Diamonds are measured in carats, and 1 carat \(=0.200 \mathrm{~g}\). The density of diamond is \(3.51 \mathrm{~g} / \mathrm{cm}^{3}\). a. What is the volume of a \(5.0\) -carat diamond? b. What is the mass in carats of a diamond measuring \(2.8 \mathrm{~mL}\) ?

Short answer

a. The volume of a 5.0-carat diamond is approximately \(0.285 \, \text{cm}^3\). b. The mass of a diamond with a volume of \(2.8 \, \text{cm}^3\) is approximately 49.14 carats.

Step-by-step solution

Convert carats to grams

The first step to finding the volume of a 5.0-carat diamond is to convert the diamond's mass from carats to grams. We're given the relationship 1 carat = 0.200 grams. Therefore, we can multiply the mass in carats with the conversion factor. \( 5.0 \, \text{carats} \times \frac{0.200 \, \text{g}}{1 \, \text{carat}} \)
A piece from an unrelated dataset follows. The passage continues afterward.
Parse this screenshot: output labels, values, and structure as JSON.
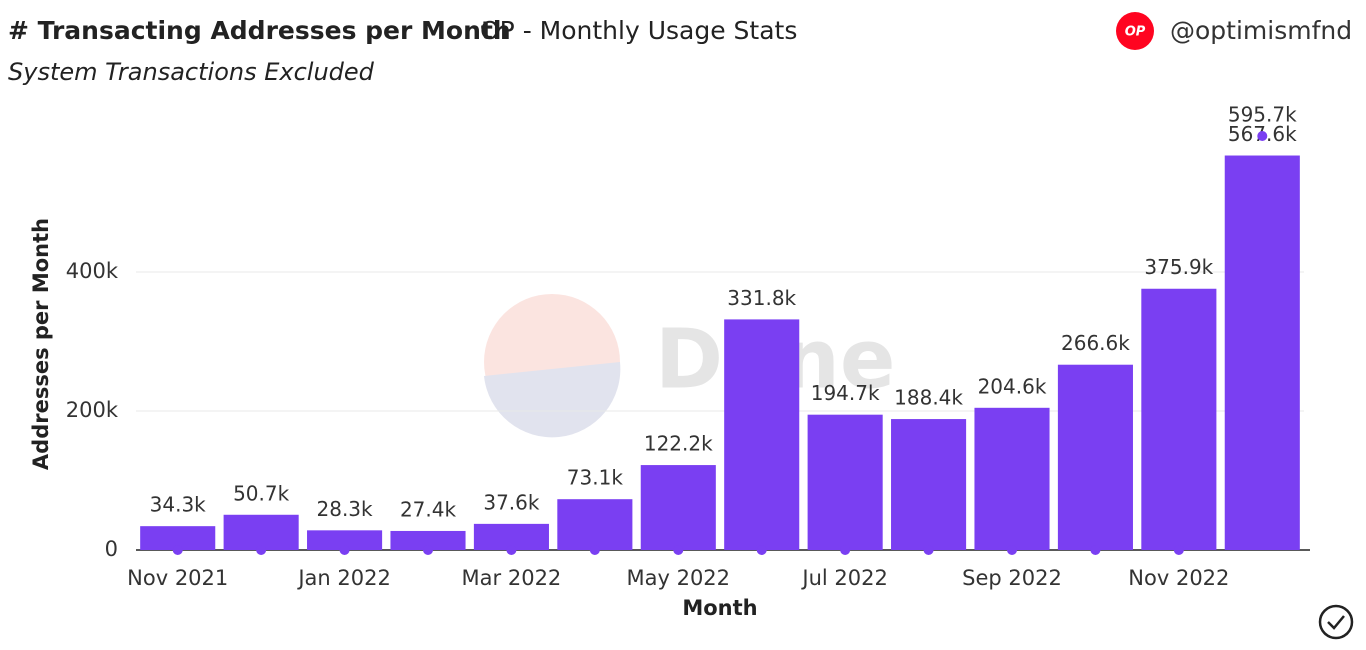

Calculate the volume using the density formula

Now that we have the mass in grams, we can use the density formula to find the volume. The density of diamond is given as 3.51 g/cm³. The formula for density is: \( \text{density} = \frac{\text{mass}}{\text{volume}} \) We want to find the volume, so we can rearrange the formula: \( \text{volume} = \frac{\text{mass}}{\text{density}} \) Now, we plug in the values for the mass and the density: \( \text{volume} = \frac{1 \, \text{g}}{3.51 \frac{\text{g}}{\text{cm}^3}} \)

Calculate the volume

Now we can perform the calculations to find the volume of the 5.0-carat diamond: \( \text{volume} = \frac{1 \, \text{g}}{3.51 \frac{\text{g}}{\text{cm}^3}} = 0.285 \, \text{cm}^3 \) The volume of a 5.0-carat diamond is approximately 0.285 cm³. #b. Mass in carats of a diamond with a volume of \(2.8 \mathrm{~mL}\)#

Convert mL to cm³

Since the density is given in grams per cubic centimeter (g/cm³), we need to first convert the given volume from mL to cm³. The conversion factor is 1 mL = 1 cm³: 2.8 mL = 2.8 cm³

Calculate the mass using the density formula

We want to find the mass of the diamond, so we can rearrange the density formula: \( \text{mass} = \text{density} \times \text{volume} \) Now, we plug in the values for the density and the volume: \( \text{mass} = (3.51 \frac{\text{g}}{\text{cm}^3}) \times 2.8 \, \text{cm}^3 \)

Calculate the mass

Now we can perform the calculations to find the mass of the diamond: \( \text{mass} = (3.51 \frac{\text{g}}{\text{cm}^3}) \times 2.8 \, \text{cm}^3 = 9.828 \, \text{g} \) The mass of the diamond with a volume of 2.8 cm³ is approximately 9.828 grams.

Convert grams to carats

Now we need to convert the mass from grams to carats. We're given the relationship 1 carat = 0.200 grams. Therefore, we can divide the mass in grams by the conversion factor. \( 9.828 \, \text{g} \times \frac{1 \, \text{carat}}{0.200 \, \text{g}} \)

Calculate the mass in carats

Now we can perform the calculations to find the mass of the diamond in carats: \( \text{mass} = 9.828 \, \text{g} \times \frac{1 \, \text{carat}}{0.200 \, \text{g}} = 49.14 \, \text{carats} \) The mass of a diamond with a volume of 2.8 cm³ is approximately 49.14 carats.